The lights and darks in the book are great, giving the book real depth and showing off Oosterveer as a talented inker as well as penciler. The color palette by Fellipe Martins (with Renato Faccini and Andres Lozano helping out on the fourth issue) is strong and well suited to the dark tone of the book.
My one complaint about the art – and anyone that has read this book and knows anything about this column, knows exactly what is coming – why do I have to constantly be staring at Catherine’s boobs? I don’t get it, and I don’t like it. It tells me nothing specific about Catherine (I guess I can make the leap that deep down she’s really insecure and needs to show off her tits to get attention) but that leap flies in the face of everything Waid has shown me about the character, so I’m not certain he wants me leaping to that conclusion. I personally found it distracting and a trick that is quite frankly well below this book’s caliber. It doesn’t help that the other minor female characters in the book also display heavy boobage and extremely low cut outfits whenever they show up, which tells me that this is less about the characters and more about how the artist likes to draw women. And I’m not really a fan of that, as many here might guess. It’s certainly not over the top in a way that prevents me from being able to enjoy the book and overall I’d say the female body types presented are more interesting and realistic than the way your average plastic superheroines are drawn these days, which counts for something. However, I can admit to being a little frustrated by it, and if I’m completely honest, I almost didn’t buy this book because of the rampant boobs and clothing choices (in part because I didn’t want to have to have this exact paragraph if I ended up writing about the book for my column). It’s also the reason The Unknown sat on my shelf unread for so long even after I committed and bought it…nearly four months ago.

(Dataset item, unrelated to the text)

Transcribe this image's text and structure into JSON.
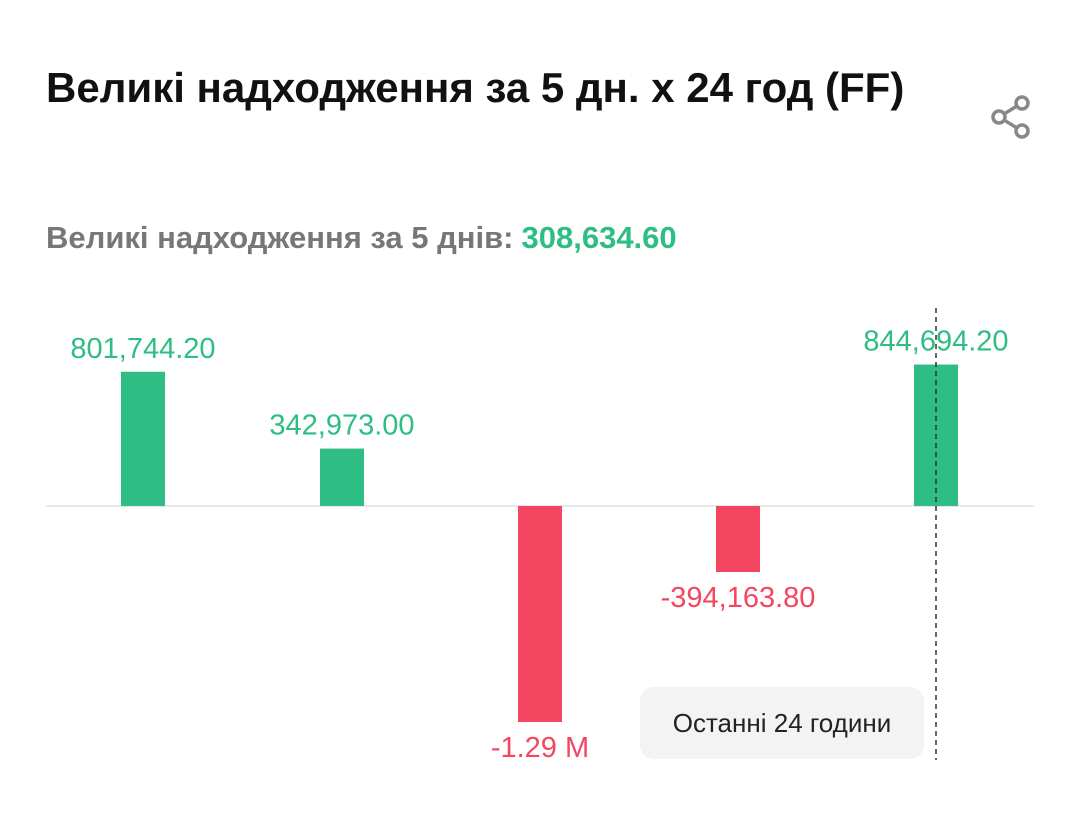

Is it a deal breaker? Of course not, the book is good and I’m choosing to overlook it, and I’m glad I overlooked it long enough to finally start reading it, but I can’t help but wonder about the why. Why does a book this good really need that?
Regardless of unnecessary low cut tops and boobs run a bit rampant, I definitely recommend the The Unknown to anyone that likes detective tales, adventure tales, strong layered female lead characters, or anyone just looking for good comics.
The Unknown by Mark Waid and Minck Oosterveer from Boom! Studios is available in hardcover format only at $24.99. It’s a beautiful edition – with an illustrated slipcover and a silver embossed hardcover, but considering that the only extras beyond the collected four issues are an intro by Gail Simone, a covers gallery, and a ribbon bookmark, it’s a bit steep.
The Unknown: The Devil Made Flesh also by Mark Waid and Minck Oosterveer from Boom! Studios (which I have not yet read) is scheduled to be released in similar hardback format in June 2010, and the last issue of that second miniseries (#4 of 4) came out January 27th, 2010, and individual issues, if not still available at your local comic book shops, issues are available directly from Boom! Studios.